Chief financial officers in the U.S. and Europe are largely optimistic about sales and earnings for their individual companies through the rest of the year, but rising commodity prices and extreme volatility in the equities markets has most convinced inflation is on the rise and will likely hinder any substantial recovery in the overall economy.

The CFO Outlook survey, conducted last month by Financial Executives International and Baruch College’s Zicklin School of Business, interviewed 228 corporate CFOs based in the U.S., 78 corporate CFOs from Italy and 44 CFOs from France.

The survey found that while U.S. CFOs are slightly more optimistic than their European counterparts, concerns about the impact of raising the debt ceiling and the possibility of a double-dip recession are prompting most to extend their forecasts for the start of a U.S. economic recovery by more than a year to the second half of 2012 or beyond. 

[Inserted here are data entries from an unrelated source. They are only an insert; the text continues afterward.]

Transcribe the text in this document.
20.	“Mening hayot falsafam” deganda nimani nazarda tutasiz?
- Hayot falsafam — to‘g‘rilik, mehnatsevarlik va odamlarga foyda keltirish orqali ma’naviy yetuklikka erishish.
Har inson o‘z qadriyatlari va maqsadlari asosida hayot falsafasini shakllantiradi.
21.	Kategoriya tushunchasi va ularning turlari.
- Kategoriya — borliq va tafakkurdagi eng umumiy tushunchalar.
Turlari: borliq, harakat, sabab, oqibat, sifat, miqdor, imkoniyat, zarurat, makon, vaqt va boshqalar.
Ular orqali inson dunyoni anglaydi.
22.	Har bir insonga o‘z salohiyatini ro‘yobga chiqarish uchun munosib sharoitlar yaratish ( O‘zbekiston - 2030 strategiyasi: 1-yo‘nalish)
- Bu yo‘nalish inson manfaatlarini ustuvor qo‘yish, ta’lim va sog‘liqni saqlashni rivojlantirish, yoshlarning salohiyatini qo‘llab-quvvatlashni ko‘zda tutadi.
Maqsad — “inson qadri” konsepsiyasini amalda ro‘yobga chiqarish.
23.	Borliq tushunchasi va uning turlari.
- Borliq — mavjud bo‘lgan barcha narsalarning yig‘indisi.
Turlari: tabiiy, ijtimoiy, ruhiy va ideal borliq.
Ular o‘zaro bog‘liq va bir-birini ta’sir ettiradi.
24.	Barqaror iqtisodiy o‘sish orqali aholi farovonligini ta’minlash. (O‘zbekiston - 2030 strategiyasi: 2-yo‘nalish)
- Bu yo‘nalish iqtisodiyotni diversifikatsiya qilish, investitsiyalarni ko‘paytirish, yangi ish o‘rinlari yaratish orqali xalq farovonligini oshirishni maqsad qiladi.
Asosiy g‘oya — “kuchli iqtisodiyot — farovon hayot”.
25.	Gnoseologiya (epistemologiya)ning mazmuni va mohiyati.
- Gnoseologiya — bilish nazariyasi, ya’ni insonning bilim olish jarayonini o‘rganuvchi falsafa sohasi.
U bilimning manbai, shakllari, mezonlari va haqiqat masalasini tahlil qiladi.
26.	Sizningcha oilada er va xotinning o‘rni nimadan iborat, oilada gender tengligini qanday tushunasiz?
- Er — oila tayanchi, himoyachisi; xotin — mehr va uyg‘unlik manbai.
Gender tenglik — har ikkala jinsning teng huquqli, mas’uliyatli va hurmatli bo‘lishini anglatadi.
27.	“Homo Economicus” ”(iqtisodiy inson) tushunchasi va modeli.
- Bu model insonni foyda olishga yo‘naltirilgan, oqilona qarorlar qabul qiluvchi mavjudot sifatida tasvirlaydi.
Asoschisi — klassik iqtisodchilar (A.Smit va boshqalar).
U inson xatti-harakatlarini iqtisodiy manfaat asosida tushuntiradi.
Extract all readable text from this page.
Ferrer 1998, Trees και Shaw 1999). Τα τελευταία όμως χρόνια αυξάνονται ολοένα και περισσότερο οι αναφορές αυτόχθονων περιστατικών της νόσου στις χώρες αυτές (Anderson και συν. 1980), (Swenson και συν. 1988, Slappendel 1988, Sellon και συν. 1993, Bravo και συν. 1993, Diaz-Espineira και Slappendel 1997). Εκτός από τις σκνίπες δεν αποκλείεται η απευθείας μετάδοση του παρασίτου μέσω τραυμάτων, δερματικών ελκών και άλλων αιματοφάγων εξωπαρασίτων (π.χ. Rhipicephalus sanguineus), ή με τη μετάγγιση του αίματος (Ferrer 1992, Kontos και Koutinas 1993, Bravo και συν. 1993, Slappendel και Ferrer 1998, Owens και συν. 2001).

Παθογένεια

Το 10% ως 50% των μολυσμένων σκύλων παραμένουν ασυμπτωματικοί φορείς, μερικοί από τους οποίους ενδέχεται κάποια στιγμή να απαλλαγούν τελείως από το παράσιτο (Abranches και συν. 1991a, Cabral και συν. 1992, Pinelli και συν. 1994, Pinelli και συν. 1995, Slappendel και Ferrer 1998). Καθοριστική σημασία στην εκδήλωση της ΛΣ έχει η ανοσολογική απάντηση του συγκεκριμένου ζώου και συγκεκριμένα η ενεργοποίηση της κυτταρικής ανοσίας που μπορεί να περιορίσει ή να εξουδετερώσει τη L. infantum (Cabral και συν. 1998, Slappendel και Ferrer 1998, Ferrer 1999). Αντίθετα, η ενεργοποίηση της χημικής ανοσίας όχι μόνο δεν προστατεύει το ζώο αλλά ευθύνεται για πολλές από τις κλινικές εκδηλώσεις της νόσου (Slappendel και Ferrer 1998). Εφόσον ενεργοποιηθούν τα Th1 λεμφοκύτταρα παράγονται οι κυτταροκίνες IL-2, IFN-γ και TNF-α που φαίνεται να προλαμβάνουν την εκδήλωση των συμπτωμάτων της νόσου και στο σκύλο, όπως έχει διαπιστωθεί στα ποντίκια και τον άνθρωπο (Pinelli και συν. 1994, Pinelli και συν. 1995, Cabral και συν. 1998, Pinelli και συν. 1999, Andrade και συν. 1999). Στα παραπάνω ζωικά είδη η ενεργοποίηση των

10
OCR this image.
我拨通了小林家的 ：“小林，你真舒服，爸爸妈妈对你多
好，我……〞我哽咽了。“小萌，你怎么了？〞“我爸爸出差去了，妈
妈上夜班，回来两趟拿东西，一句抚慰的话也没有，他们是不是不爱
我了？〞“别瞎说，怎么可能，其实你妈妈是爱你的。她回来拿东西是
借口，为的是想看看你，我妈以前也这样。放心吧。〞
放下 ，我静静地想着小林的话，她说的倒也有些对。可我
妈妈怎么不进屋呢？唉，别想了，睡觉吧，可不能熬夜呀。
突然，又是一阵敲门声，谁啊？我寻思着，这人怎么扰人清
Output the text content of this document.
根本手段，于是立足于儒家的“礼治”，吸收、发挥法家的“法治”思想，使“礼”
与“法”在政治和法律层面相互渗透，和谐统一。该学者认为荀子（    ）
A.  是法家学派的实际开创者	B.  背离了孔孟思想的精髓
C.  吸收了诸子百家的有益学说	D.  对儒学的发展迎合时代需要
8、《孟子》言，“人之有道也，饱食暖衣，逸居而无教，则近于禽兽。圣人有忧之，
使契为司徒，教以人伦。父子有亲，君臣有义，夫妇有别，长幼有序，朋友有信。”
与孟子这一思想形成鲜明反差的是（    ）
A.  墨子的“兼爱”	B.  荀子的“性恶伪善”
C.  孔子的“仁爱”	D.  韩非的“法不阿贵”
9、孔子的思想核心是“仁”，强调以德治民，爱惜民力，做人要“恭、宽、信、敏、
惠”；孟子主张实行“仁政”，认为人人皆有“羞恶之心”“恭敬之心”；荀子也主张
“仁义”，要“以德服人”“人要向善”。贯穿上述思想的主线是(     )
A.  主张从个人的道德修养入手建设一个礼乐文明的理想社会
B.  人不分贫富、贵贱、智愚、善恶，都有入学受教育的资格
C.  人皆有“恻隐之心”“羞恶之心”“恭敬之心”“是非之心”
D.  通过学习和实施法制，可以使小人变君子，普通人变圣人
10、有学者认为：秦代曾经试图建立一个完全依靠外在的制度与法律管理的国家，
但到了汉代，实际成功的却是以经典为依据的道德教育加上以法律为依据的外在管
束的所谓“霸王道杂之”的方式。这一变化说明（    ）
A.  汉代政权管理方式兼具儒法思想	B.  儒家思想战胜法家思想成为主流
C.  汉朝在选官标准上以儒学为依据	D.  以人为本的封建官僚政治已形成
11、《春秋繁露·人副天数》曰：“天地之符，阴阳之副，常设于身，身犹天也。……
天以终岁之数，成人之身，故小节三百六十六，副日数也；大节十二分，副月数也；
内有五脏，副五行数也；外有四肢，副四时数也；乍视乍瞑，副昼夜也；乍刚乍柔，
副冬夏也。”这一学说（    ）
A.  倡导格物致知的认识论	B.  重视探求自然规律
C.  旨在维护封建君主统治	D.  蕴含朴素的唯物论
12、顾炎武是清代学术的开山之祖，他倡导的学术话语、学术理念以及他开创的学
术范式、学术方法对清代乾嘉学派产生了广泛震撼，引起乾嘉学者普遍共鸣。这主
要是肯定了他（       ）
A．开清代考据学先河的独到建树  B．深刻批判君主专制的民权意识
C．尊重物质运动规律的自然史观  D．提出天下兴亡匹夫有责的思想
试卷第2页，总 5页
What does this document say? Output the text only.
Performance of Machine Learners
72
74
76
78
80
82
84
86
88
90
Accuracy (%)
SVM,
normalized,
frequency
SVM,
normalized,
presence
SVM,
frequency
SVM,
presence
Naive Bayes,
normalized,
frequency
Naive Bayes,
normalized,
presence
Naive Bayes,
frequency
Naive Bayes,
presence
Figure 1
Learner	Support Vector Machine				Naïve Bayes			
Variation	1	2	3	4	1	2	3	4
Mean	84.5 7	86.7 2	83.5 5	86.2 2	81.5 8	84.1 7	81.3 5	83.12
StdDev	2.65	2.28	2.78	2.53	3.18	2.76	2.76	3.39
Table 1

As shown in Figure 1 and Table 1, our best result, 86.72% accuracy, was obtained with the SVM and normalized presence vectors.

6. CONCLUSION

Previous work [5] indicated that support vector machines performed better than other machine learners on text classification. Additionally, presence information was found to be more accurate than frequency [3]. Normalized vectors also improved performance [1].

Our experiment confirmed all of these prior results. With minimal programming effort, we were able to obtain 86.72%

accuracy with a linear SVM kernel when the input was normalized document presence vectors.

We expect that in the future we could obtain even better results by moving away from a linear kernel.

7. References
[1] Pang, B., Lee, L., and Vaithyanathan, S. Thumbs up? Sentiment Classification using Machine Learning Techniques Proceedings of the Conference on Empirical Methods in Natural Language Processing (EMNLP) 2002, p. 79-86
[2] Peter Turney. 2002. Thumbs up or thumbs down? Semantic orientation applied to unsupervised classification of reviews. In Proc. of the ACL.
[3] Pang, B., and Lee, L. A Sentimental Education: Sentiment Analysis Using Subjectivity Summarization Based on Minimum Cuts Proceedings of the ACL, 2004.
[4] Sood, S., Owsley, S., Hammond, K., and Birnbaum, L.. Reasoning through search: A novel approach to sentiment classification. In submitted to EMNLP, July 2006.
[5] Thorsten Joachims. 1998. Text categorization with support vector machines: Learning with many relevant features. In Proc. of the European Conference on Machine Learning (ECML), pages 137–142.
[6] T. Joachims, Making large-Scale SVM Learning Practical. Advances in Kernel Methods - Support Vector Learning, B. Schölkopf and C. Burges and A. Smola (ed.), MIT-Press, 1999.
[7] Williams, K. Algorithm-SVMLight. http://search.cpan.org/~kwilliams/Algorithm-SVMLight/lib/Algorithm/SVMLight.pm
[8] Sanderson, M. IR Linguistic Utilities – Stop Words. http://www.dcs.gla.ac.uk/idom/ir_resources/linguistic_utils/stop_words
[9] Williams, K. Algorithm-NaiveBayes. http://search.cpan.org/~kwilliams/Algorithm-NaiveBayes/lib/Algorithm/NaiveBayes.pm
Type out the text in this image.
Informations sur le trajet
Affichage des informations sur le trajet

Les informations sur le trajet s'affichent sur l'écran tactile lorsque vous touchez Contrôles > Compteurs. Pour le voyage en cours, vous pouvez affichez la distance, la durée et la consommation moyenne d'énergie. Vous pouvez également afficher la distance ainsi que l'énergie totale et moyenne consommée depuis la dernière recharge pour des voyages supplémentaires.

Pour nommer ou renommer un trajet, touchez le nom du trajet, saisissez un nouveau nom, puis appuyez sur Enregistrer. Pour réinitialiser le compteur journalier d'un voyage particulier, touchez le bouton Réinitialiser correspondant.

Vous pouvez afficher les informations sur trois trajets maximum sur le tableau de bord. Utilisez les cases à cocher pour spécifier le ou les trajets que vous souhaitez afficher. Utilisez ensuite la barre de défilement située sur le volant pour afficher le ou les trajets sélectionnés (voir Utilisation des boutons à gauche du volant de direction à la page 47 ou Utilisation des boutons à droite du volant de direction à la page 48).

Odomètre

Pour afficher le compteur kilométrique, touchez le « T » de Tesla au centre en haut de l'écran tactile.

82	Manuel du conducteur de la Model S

The second quarter CFO Optimism Index for the global economy experienced a decline for U.S. CFOs from the previous quarter (61.70 to 59.40 in Q2), but remained higher than European CFOs, which also dipped (58.90 to 55.10 in Q2). U.S. CFOs’ optimism in their own companies remained consistent with the previous quarter (72), and demonstrated a higher level of confidence in their businesses than did European CFOs (down to 63.20 from Q1’s 66.10). However, the confidence among U.S. CFOs in the U.S. economy weakened.  The index dropped five points from the previous quarter (59.00 from Q1’s 64.10) and dropped below their optimism for the global economy. 

Over the next 12 months, U.S. CFOs are forecasting a 21% increase in their net earnings, an 11% increase in revenue and a 15% increase in capital spending, while CFOs in Europe anticipate more modest increases in revenue and net earnings (6% each) and only a 4% increase in capital spending.

"Globally, CFOs continue to display caution. Inflation concerns and fears about the recovery may further delay new hiring and investing," John Elliott, Dean of the Zicklin School of Business at Baruch College, said in the report. "While U.S. CFOs have high expectations for earnings growth and generally hold a more positive outlook than Europeans about the global economy and the future of their businesses, their declining confidence in the U.S. economy reflects uncertainly."

"Decisions from Congressional leadership and the President will be especially significant for U.S. businesses in the coming months," he added.

Mainly due to rising commodity prices, inflation levels continue to be a major area of concern for CFOs. When asked to rate their inflation concerns on a scale of one to five (with five being the highest level of concern), 70% of U.S. CFOs and 66% of European CFOs selected a three or higher.  The report found that while more than half feel their level of concern was unchanged from last quarter, over a third of both U.S. CFOs (39%) and European CFOs (36%) expressed more concern this quarter.

From a big-picture perspective, the survey discovered that because of these formidable macroeconomic obstacles, a relatively lower number of U.S. CFOs feel the U.S. is in the midst of, or drawing close to, a recovery. Twenty-seven percent of U.S. CFOs believe that a recovery has occurred, and more than half (55%) predict that a recovery will not take place until the second half of 2012 or beyond.

For nearly half of U.S. CFOs (47%), a lowered U.S. unemployment rate was perceived to be the most telling indicator of an economic recovery, which is followed by a rising gross domestic product (GDP) (22%) and a rise in consumer spending (17%).